The other things he promised to do in the first 100 days—ending the practice of separating families, stopping prolonged detentions, restoring asylum, curbing deportations etc—are not likely to happen. Not right away, and probably not at all.

That goes double for the big ticket item on Biden’s agenda: the comprehensive immigration reform bill that he promises to send Congress—again, in the first 100 days—to give legal status to the estimated 11 million migrants and refugees living illegally in the United States.

That’s the whole enchilada.

Beyond trying to show up Trump, there is another reason for Biden’s flurry of promises. The president-elect has his own sins for which to atone. He came close to admitting as much during the campaign when, in a February 2020 interview with Univision’s Jorge Ramos, Biden said that the Obama administration—in which he served as vice president—had made “a big mistake” by mangling its policy toward immigrants and refugees.

Here’s some of that “big mistake”: President Obama broke his 2008 campaign promise to make immigration reform a top priority. He vastly expanded the Secure Communities program, which enlisted local and state police to help in the apprehension of illegal immigrants, and went on to deport about 3 million people in eight years, divide hundreds of thousands of families, and put into the foster care system tens of thousands of U.S.-born children whose parents were deported. Obama also refused initially to halt deportations because, he insisted, he wasn’t a “king” and claimed falsely that his administration only deported criminals even though subsequent audits by advocacy groups would prove otherwise. And whenever he faced criticism from the left, Obama would simply claim he had to be this tough to please Republicans in Congress—something he never seemed very concerned about doing when it came to any other issue.

Immigrant advocates are well aware of this record, and they’re demanding that Biden go high where Obama went low.

And here is where the disappointment will likely come in.

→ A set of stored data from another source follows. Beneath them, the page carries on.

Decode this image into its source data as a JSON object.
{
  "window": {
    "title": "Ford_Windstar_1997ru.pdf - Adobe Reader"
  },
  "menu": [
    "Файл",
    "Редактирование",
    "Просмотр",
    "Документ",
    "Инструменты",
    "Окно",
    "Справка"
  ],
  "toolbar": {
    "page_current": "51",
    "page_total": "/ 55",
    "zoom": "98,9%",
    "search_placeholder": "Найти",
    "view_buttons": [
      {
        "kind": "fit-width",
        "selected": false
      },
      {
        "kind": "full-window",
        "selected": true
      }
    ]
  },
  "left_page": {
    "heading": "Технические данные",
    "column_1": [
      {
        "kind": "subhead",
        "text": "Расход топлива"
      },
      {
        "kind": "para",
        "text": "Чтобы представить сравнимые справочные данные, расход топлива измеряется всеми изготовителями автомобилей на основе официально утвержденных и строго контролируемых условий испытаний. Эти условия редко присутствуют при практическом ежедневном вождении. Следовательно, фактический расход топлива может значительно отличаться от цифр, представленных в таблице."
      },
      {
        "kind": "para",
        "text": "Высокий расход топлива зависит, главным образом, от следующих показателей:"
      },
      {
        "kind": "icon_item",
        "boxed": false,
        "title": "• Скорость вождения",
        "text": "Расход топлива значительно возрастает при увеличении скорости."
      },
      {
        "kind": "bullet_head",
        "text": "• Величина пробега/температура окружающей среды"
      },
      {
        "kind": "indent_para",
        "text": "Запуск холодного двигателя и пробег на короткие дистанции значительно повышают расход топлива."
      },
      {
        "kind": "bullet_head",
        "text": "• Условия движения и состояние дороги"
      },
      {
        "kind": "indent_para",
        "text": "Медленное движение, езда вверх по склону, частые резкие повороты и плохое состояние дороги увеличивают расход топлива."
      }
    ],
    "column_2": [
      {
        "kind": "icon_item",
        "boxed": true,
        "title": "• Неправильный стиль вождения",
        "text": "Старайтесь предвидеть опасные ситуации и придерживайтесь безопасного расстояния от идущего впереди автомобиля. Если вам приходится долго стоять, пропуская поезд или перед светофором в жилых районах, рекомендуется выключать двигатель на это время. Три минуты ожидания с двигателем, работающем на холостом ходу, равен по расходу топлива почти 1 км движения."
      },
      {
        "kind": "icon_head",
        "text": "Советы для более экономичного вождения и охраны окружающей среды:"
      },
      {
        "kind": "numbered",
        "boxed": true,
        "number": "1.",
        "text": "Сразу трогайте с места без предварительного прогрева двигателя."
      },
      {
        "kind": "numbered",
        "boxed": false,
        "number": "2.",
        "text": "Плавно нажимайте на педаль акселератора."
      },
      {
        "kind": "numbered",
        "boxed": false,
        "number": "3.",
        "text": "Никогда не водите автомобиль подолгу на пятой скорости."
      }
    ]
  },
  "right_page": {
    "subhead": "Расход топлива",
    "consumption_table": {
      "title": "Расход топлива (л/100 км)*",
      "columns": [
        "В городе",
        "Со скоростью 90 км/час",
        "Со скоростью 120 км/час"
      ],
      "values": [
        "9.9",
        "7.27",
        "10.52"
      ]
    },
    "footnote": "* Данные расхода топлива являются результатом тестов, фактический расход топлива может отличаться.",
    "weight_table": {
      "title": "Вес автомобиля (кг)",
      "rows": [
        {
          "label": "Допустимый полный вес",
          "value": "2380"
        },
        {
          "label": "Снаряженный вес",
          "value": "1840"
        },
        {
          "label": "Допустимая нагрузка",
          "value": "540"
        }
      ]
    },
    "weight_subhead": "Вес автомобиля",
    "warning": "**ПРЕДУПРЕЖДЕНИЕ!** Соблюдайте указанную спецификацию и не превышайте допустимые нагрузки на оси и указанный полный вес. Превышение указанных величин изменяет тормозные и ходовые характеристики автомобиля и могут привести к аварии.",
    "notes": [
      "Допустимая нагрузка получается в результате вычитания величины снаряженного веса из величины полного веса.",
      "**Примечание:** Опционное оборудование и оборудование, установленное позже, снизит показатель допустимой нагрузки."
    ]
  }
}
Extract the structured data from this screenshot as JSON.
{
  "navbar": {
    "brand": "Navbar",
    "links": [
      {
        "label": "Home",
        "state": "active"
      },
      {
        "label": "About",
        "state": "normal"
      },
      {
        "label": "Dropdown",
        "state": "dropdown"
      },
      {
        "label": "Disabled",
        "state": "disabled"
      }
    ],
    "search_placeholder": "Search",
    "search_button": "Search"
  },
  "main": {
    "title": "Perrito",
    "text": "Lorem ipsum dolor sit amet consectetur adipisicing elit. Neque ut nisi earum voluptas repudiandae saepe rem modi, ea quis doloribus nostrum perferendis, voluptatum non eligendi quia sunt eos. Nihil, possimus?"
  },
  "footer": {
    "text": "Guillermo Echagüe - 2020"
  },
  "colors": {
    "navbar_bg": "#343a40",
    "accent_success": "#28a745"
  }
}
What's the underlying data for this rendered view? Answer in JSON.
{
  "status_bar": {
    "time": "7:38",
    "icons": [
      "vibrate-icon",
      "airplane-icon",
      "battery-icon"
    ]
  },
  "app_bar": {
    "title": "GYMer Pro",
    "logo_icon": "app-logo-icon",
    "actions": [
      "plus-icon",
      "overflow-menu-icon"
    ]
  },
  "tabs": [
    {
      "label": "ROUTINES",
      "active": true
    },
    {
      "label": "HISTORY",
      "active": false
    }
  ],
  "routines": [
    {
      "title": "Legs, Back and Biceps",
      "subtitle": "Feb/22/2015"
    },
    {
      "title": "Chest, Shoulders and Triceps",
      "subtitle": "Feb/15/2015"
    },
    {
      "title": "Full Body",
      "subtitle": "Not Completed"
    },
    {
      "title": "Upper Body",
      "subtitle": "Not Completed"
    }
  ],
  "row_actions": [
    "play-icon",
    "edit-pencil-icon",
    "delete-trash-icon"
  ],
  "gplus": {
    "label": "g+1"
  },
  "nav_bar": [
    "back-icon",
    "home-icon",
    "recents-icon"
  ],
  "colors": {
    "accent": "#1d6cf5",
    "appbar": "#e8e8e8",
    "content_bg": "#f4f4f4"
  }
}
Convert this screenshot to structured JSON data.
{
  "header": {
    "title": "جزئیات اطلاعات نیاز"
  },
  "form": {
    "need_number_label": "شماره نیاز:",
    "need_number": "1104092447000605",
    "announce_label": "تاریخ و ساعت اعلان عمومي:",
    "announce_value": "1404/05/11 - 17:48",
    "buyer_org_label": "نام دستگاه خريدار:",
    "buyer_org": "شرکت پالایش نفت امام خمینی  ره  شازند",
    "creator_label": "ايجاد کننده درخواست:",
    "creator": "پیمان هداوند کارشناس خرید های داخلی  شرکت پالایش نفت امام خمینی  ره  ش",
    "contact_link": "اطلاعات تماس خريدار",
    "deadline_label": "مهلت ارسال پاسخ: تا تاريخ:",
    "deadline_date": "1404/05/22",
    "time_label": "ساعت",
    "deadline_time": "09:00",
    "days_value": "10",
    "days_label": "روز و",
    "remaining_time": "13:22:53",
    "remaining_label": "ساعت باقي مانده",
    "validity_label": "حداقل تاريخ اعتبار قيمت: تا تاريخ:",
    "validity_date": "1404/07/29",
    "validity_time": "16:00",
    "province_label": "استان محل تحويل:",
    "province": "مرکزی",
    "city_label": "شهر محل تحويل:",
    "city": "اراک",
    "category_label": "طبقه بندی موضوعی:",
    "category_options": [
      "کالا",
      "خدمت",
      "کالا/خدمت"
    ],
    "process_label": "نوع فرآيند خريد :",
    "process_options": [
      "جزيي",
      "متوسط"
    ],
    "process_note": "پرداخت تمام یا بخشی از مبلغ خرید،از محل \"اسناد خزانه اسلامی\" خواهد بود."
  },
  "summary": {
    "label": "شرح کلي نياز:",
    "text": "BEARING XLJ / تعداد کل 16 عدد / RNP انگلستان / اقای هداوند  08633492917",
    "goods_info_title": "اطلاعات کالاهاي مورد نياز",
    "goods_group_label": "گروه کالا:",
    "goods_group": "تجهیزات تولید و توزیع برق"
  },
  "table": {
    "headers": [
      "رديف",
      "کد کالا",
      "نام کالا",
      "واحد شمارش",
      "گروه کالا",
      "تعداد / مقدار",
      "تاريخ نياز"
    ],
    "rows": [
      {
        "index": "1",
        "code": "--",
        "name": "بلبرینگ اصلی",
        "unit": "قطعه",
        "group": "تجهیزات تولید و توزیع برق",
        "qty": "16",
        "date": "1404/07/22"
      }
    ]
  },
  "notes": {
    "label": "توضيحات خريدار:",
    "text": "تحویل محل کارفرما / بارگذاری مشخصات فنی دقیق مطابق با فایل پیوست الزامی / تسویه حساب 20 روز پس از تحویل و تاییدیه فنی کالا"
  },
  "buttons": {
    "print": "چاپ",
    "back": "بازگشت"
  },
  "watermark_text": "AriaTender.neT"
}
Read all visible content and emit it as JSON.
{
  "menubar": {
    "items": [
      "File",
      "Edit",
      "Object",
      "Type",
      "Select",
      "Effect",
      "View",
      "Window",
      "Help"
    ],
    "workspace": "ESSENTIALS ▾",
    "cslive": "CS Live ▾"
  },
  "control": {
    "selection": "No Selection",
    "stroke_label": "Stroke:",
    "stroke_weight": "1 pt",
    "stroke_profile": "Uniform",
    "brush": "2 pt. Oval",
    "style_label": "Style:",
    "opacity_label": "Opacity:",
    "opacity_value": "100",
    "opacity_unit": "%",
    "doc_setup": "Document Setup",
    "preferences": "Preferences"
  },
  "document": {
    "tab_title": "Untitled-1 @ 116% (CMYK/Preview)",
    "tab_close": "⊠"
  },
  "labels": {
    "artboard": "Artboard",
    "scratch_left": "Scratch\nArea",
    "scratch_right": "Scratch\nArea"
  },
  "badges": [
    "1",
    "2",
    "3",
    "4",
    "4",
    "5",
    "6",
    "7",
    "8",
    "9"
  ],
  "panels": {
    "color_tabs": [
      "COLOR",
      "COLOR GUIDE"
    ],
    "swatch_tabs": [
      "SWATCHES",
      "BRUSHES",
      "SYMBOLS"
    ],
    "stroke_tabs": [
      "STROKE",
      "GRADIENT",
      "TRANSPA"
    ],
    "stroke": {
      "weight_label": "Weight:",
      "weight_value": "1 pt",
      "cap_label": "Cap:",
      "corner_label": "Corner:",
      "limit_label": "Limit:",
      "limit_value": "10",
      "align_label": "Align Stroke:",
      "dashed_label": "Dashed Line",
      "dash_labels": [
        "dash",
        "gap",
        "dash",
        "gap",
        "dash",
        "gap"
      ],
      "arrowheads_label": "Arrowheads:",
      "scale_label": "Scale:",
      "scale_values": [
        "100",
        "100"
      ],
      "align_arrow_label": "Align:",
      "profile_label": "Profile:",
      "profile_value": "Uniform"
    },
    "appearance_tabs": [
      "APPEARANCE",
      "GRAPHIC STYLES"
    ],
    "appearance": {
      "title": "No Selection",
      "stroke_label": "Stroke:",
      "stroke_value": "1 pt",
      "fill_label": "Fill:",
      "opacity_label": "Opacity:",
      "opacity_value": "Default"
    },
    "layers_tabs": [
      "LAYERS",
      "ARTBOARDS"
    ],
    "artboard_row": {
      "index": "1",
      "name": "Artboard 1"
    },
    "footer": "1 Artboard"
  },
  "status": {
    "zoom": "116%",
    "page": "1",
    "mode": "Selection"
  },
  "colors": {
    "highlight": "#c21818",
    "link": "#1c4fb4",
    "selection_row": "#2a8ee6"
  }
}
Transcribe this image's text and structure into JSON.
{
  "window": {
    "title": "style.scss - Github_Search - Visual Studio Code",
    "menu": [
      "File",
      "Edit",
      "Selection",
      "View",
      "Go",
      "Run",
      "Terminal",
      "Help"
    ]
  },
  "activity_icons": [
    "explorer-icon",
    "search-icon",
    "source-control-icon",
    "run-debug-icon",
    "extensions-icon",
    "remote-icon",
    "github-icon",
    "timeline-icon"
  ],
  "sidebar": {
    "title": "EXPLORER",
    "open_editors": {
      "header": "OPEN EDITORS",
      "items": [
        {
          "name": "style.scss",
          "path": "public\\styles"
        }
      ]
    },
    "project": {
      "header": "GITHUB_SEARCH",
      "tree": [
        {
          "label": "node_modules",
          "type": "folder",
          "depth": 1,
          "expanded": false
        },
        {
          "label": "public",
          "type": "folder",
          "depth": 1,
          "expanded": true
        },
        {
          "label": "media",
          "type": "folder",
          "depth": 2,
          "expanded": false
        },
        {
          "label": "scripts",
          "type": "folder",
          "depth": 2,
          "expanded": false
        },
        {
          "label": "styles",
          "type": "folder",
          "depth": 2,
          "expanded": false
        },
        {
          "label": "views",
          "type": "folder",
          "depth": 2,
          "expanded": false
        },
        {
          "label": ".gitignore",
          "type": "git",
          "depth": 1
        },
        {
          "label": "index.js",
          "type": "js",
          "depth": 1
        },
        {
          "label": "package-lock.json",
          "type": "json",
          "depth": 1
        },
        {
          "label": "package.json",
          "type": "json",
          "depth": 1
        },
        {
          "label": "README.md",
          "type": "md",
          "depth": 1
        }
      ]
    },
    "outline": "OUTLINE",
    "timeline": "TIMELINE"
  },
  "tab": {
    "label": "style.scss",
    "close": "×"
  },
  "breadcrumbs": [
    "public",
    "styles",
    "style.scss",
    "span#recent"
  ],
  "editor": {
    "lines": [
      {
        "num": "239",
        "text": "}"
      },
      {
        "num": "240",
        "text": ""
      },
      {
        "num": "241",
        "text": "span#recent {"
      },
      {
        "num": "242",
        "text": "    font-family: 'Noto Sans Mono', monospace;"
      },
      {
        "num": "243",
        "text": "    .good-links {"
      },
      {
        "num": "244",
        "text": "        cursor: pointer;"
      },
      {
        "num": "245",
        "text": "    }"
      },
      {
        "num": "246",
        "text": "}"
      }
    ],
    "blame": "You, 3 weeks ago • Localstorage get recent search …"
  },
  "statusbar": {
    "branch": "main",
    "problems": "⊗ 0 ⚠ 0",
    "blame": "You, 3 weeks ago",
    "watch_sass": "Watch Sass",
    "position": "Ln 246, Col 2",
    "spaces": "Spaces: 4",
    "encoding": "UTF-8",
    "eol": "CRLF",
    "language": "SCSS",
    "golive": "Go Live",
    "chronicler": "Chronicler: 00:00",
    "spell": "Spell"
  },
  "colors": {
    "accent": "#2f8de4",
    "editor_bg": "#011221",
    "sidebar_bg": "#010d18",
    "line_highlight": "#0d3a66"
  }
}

In politics, the players may change but the game stays the same.

I’ve been covering politics—and specifically, the politics of the immigration debate—for 30 years, and this is what I know:

The game is all about lying to constituents, situational ethics, inconsistency, mutual hand-washing, backroom deals, kicking the tough issues down the road, and gentlemen’s agreements to not make one another look bad. It’s also about pulling off the hat trick of getting money from one group of folks, and votes from another group of folks—even when the groups want different things from you.

And how do you pull off that stunt? Well, for one thing, you hope that folks focus on what you say, and not what you do—or, in some cases, what you don’t do. This allows Democrats to promise Latinos that they’ll deliver immigration reform, even while they’re dropping the hammer with tough enforcement measures.

What drives the game of politics is reciprocity. Politicians take care of those who take care of them.

For Biden, taking care of his supporters means taking care of two groups above others: working-class whites and African Americans.

The first group figured prominently in an internet campaign ad that Bruce Springsteen narrated for Biden. The ad was set in the candidate’s hardscrabble hometown of Scranton, Pennsylvania. There, Springsteen said, “success (is) forged with sweat, grit and determination.” Scranton isn’t just where Biden is from, The Boss assured us, “it’s who he is for.”

And of course, Biden would not have survived the South Carolina primary without the support of African Americans. During his victory speech, Biden promised his Black supporters: “You’ve always had my back, and I’ll have yours.”

Both of these groups have, over the last 30 years, shown a desire for tighter immigration laws not looser ones. Both groups have told pollsters that undocumented workers take jobs. And both are afraid that adding millions of new legal workers to the U.S. economy would put more of them on the unemployment line. For these groups, the answer for what ails America is not more immigrants but fewer of them.

These are Biden’s people, and he won’t betray them. Not when it has proven to be so easy to fool immigrant advocates into accepting a slice of bread and calling it a steak dinner.